Roast Potatoes, Butternut Squash, Peppers and Onions

Last week we had a wonderful assortment of goodies in the CSA bag, including a beautiful butternut squash, a small container of assorted potatoes, and a purple sweet pepper. Looking for something to accompany pork chops and green beans (also from the CSA),  roasting the veggies seemed perfect.
A nice hot oven, a good toss with generous amounts of olive oil, salt, pepper, and your favorite herb (dry or fresh), and you have a simple side in about 30 minutes.
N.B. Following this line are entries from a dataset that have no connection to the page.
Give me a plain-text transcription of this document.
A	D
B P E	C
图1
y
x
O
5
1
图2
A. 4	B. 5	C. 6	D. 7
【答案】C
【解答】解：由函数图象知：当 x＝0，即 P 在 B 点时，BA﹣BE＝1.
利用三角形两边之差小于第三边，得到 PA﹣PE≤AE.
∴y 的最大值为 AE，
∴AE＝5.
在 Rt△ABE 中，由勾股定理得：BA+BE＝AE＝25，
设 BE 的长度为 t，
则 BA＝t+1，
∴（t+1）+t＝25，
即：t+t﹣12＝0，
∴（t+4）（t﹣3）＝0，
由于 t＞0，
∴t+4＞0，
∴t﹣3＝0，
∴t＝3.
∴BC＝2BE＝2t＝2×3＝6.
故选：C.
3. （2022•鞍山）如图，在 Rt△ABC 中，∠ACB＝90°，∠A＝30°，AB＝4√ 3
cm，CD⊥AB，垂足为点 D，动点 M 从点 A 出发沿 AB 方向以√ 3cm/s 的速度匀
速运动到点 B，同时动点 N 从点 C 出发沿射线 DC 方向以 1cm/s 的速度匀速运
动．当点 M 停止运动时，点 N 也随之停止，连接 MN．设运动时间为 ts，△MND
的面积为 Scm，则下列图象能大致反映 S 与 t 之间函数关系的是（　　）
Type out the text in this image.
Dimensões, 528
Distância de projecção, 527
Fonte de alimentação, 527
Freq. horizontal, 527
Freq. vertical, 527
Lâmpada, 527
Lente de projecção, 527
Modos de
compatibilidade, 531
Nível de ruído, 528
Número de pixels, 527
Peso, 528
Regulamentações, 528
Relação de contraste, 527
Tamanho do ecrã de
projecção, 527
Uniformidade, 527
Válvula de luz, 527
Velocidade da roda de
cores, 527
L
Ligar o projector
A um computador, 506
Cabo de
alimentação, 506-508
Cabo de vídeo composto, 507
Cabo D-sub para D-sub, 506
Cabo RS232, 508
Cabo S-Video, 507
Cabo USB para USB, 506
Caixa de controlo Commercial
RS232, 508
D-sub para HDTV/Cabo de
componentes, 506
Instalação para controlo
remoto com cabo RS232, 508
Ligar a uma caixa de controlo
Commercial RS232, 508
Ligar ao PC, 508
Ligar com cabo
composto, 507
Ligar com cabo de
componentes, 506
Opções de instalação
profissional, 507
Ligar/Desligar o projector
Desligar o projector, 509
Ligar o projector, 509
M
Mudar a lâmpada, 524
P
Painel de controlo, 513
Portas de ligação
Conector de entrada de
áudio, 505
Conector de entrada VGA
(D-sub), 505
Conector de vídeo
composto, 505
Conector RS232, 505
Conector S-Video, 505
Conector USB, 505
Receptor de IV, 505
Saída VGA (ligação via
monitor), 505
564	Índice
And aside from a quick stir half-way through, it’s pretty much “set and forget,” which I love.
This is EASY.

Roast Potatoes, Butternut Squash, Peppers and Onions

[Print this recipe]
Ingredients
1 butternut squash, peeled and cubed
3 medium potatoes, cubed
1 medium onion, cubed
1 sweet pepper, cubed
1/4 cup extra virgin olive oil
1 tablespoon sea salt
1/4 teaspoon black pepper
1 tablespoon dried parsley (or your favorite herb)

Directions

Preheat the oven to 450 degrees. Toss all the ingredients together in a large bowl, making sure everything has been evenly coated.

Spread the veggies in an even layer on a large baking sheet, and roast in the oven for 30 minutes.

Half-way through, use a large spoon to toss everything around on the pan to ensure even cooking.

Serves 4-6.

Comments

  1. This looks awesome! I was wondering, am I missing the button to put the recipes in a printable format, or do I need to copy and paste around the pictures into a word file?

  2. Great question. I don’t currently use a button to make the recipe in printable format, but I totally need to – I’m sure with all the photos it’s hard to read through it fluently. Critique noted! Thanks!

  3. ASM – I just added a [Print this recipe]link. Thanks for the push!